Potential incidents to plan for: Active Shooter, Power Outage, Bomb Threat, Fire, Robbery, Fire, weather related activities, earthquake or anything you’ve seen happen in the news. Keep a record of which topics were reviewed and what years. Again, it will help if you ever need to present that information in a court of law.
#4 – Trained Crowd Manager Training Opportunities
The International Association of Venue Management has a quality program for anyone who will have a role of responsibility at your facility (aka anyone who is a supervisor and higher level in the organization). At a minimum lead personnel from the following departments should be trained: Parking, Admissions, Security, Competitive Exhibits (all department superintendents), Food and Retail Vendors and HR. The cost for this 6 hour training is nominal. It will provide your team with a high level of training in crowd management. It will also give your team the confidence to handle a situation that will arise during their role in your organization.

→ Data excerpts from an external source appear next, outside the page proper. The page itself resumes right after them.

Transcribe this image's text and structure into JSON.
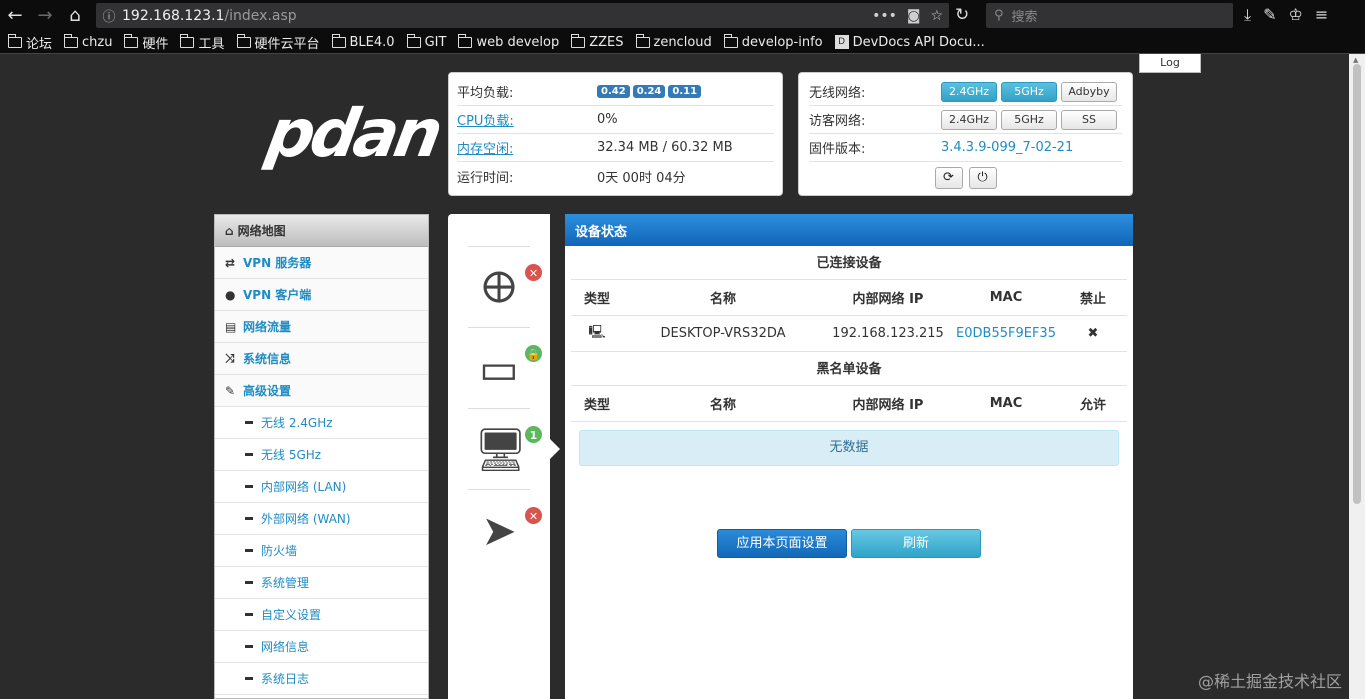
{
  "browser": {
    "url_host": "192.168.123.1",
    "url_path": "/index.asp",
    "search_placeholder": "搜索",
    "bookmarks": [
      "论坛",
      "chzu",
      "硬件",
      "工具",
      "硬件云平台",
      "BLE4.0",
      "GIT",
      "web develop",
      "ZZES",
      "zencloud",
      "develop-info",
      "DevDocs API Docu..."
    ]
  },
  "log_button": "Log",
  "logo": "pdan",
  "status": {
    "load_label": "平均负载:",
    "loads": [
      "0.42",
      "0.24",
      "0.11"
    ],
    "cpu_label": "CPU负载:",
    "cpu_value": "0%",
    "mem_label": "内存空闲:",
    "mem_value": "32.34 MB / 60.32 MB",
    "uptime_label": "运行时间:",
    "uptime_value": "0天 00时 04分"
  },
  "wireless": {
    "wifi_label": "无线网络:",
    "wifi_24": "2.4GHz",
    "wifi_5": "5GHz",
    "adbyby": "Adbyby",
    "guest_label": "访客网络:",
    "guest_24": "2.4GHz",
    "guest_5": "5GHz",
    "ss": "SS",
    "fw_label": "固件版本:",
    "fw_value": "3.4.3.9-099_7-02-21"
  },
  "menu": {
    "header": "网络地图",
    "items": [
      "VPN 服务器",
      "VPN 客户端",
      "网络流量",
      "系统信息",
      "高级设置"
    ],
    "subitems": [
      "无线 2.4GHz",
      "无线 5GHz",
      "内部网络 (LAN)",
      "外部网络 (WAN)",
      "防火墙",
      "系统管理",
      "自定义设置",
      "网络信息",
      "系统日志"
    ]
  },
  "device_badge": "1",
  "main": {
    "title": "设备状态",
    "connected_title": "已连接设备",
    "blacklist_title": "黑名单设备",
    "col_type": "类型",
    "col_name": "名称",
    "col_ip": "内部网络 IP",
    "col_mac": "MAC",
    "col_ban": "禁止",
    "col_allow": "允许",
    "device_name": "DESKTOP-VRS32DA",
    "device_ip": "192.168.123.215",
    "device_mac": "E0DB55F9EF35",
    "empty": "无数据",
    "apply": "应用本页面设置",
    "refresh": "刷新"
  },
  "watermark": "@稀土掘金技术社区"
}
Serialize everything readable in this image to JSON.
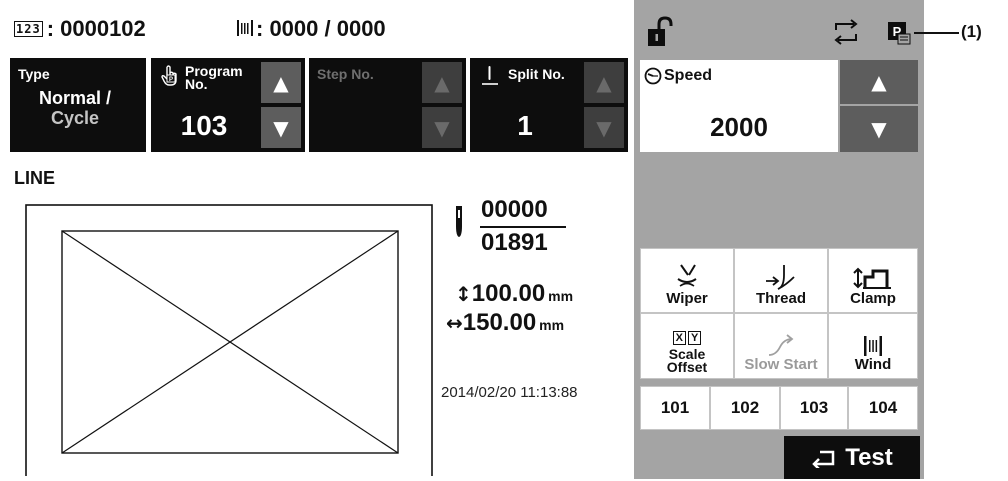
{
  "header": {
    "counter_badge": "123",
    "counter_value": ": 0000102",
    "bobbin_value": ": 0000 / 0000"
  },
  "program_boxes": {
    "type_title": "Type",
    "type_value_line1": "Normal /",
    "type_value_line2": "Cycle",
    "program_title_line1": "Program",
    "program_title_line2": "No.",
    "program_value": "103",
    "step_title": "Step No.",
    "split_title": "Split No.",
    "split_value": "1"
  },
  "pattern": {
    "shape_label": "LINE",
    "stitch_current": "00000",
    "stitch_total": "01891",
    "height_value": "100.00",
    "width_value": "150.00",
    "unit": "mm",
    "datetime": "2014/02/20 11:13:88"
  },
  "speed": {
    "label": "Speed",
    "value": "2000"
  },
  "functions": {
    "wiper": "Wiper",
    "thread": "Thread",
    "clamp": "Clamp",
    "scale_line1": "Scale",
    "scale_line2": "Offset",
    "slow_start": "Slow Start",
    "wind": "Wind"
  },
  "program_shortcuts": [
    "101",
    "102",
    "103",
    "104"
  ],
  "test_button": "Test",
  "callout": "(1)",
  "status_icons": [
    "unlock-icon",
    "cycle-arrows-icon",
    "p-memory-icon"
  ]
}
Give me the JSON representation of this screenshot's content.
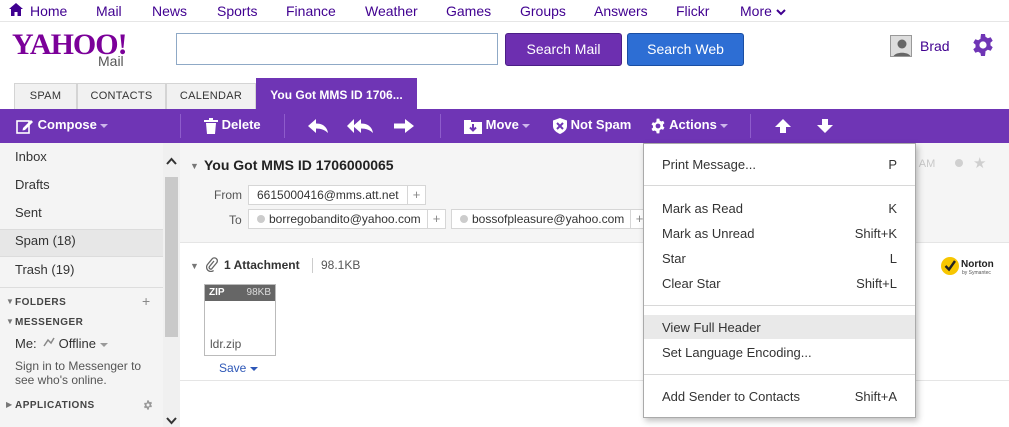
{
  "topnav": {
    "home": "Home",
    "mail": "Mail",
    "news": "News",
    "sports": "Sports",
    "finance": "Finance",
    "weather": "Weather",
    "games": "Games",
    "groups": "Groups",
    "answers": "Answers",
    "flickr": "Flickr",
    "more": "More"
  },
  "header": {
    "logo_text": "YAHOO!",
    "logo_sub": "Mail",
    "search_placeholder": "",
    "search_mail_label": "Search Mail",
    "search_web_label": "Search Web",
    "user_name": "Brad"
  },
  "tabs": [
    {
      "label": "SPAM"
    },
    {
      "label": "CONTACTS"
    },
    {
      "label": "CALENDAR"
    },
    {
      "label": "You Got MMS ID 1706..."
    }
  ],
  "toolbar": {
    "compose": "Compose",
    "delete": "Delete",
    "move": "Move",
    "not_spam": "Not Spam",
    "actions": "Actions"
  },
  "sidebar": {
    "items": [
      {
        "label": "Inbox"
      },
      {
        "label": "Drafts"
      },
      {
        "label": "Sent"
      },
      {
        "label": "Spam (18)"
      },
      {
        "label": "Trash (19)"
      }
    ],
    "folders_title": "FOLDERS",
    "messenger_title": "MESSENGER",
    "me_label": "Me:",
    "status": "Offline",
    "messenger_hint": "Sign in to Messenger to see who's online.",
    "applications_title": "APPLICATIONS"
  },
  "message": {
    "subject": "You Got MMS ID 1706000065",
    "from_label": "From",
    "from": "6615000416@mms.att.net",
    "to_label": "To",
    "to": [
      "borregobandito@yahoo.com",
      "bossofpleasure@yahoo.com"
    ],
    "date_fragment": "Fri, Jul 18, 2014 8:29 AM",
    "attachment_title": "1 Attachment",
    "attachment_size": "98.1KB",
    "file_type": "ZIP",
    "file_size": "98KB",
    "file_name": "ldr.zip",
    "save_label": "Save"
  },
  "actions_menu": {
    "groups": [
      [
        {
          "label": "Print Message...",
          "shortcut": "P"
        }
      ],
      [
        {
          "label": "Mark as Read",
          "shortcut": "K"
        },
        {
          "label": "Mark as Unread",
          "shortcut": "Shift+K"
        },
        {
          "label": "Star",
          "shortcut": "L"
        },
        {
          "label": "Clear Star",
          "shortcut": "Shift+L"
        }
      ],
      [
        {
          "label": "View Full Header",
          "shortcut": ""
        },
        {
          "label": "Set Language Encoding...",
          "shortcut": ""
        }
      ],
      [
        {
          "label": "Add Sender to Contacts",
          "shortcut": "Shift+A"
        }
      ]
    ]
  },
  "colors": {
    "brand_purple": "#6f35b5",
    "search_mail": "#6d2fb0",
    "search_web": "#2d6ed4",
    "nav_text": "#400090"
  }
}
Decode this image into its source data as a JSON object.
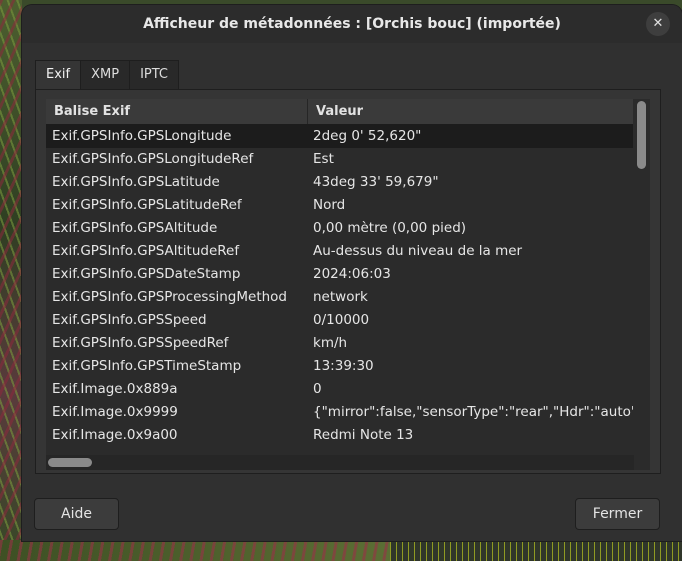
{
  "window": {
    "title": "Afficheur de métadonnées : [Orchis bouc] (importée)",
    "close_glyph": "✕"
  },
  "tabs": [
    {
      "label": "Exif",
      "active": true
    },
    {
      "label": "XMP",
      "active": false
    },
    {
      "label": "IPTC",
      "active": false
    }
  ],
  "table": {
    "columns": [
      "Balise Exif",
      "Valeur"
    ],
    "rows": [
      {
        "key": "Exif.GPSInfo.GPSLongitude",
        "value": "2deg 0' 52,620\"",
        "selected": true
      },
      {
        "key": "Exif.GPSInfo.GPSLongitudeRef",
        "value": "Est"
      },
      {
        "key": "Exif.GPSInfo.GPSLatitude",
        "value": "43deg 33' 59,679\""
      },
      {
        "key": "Exif.GPSInfo.GPSLatitudeRef",
        "value": "Nord"
      },
      {
        "key": "Exif.GPSInfo.GPSAltitude",
        "value": "0,00 mètre (0,00 pied)"
      },
      {
        "key": "Exif.GPSInfo.GPSAltitudeRef",
        "value": "Au-dessus du niveau de la mer"
      },
      {
        "key": "Exif.GPSInfo.GPSDateStamp",
        "value": "2024:06:03"
      },
      {
        "key": "Exif.GPSInfo.GPSProcessingMethod",
        "value": "network"
      },
      {
        "key": "Exif.GPSInfo.GPSSpeed",
        "value": "0/10000"
      },
      {
        "key": "Exif.GPSInfo.GPSSpeedRef",
        "value": "km/h"
      },
      {
        "key": "Exif.GPSInfo.GPSTimeStamp",
        "value": "13:39:30"
      },
      {
        "key": "Exif.Image.0x889a",
        "value": "0"
      },
      {
        "key": "Exif.Image.0x9999",
        "value": "{\"mirror\":false,\"sensorType\":\"rear\",\"Hdr\":\"auto\""
      },
      {
        "key": "Exif.Image.0x9a00",
        "value": "Redmi Note 13"
      }
    ]
  },
  "buttons": {
    "help_label": "Aide",
    "close_label": "Fermer"
  }
}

Here is the link for the IAVM’s Trained Crowd Manager site: https://www.trainedcrowdmanager.com/#/home/
#5 – Post A Security Phone Number/Emergency Number for Public To Call
Assign one phone number to be used by the public to call in the event that they see something, or need emergency assistance while on your grounds. In many places, dialing 911 will result in the call being diverted to a regional call center rather than a local dispatcher. Find out from your local law enforcement how their 911 system works. It’s possible that your contact can find a work around to the 911 system.
I’ve worked at Fairs that had an ambulance show up that was not dispatched by our first aid – a patron had called into the 911 service, which was a regional dispatch in a county over 90 minutes away. We had to scramble to get the ambulance directed to the correct gate closest to the incident. After that incident, our team worked with the local sheriff and fire department (our law enforcement and first aid providers) to insure all 911 calls for incidents at the fairgrounds were re-routed to our onsite sheriff dispatch office.
So there you have 5 Security Best Practices that can easily be implemented at your organization:
#1 – Helpful Information On Website
#2 – Post Signage In Parking Lots And By Admission Gates
#3 – Conduct A Pre-Fair Security Table Top Exercise
#4 – Trained Crowd Manager Programs
#5 – Post A Security Phone Number/Emergency Number for Public To Call
By implementing these 5 best practices you’ll be prepared for when that incident happens and how you and your team respond. You’ll also be able to defend your actions in a court of law – if that becomes the case.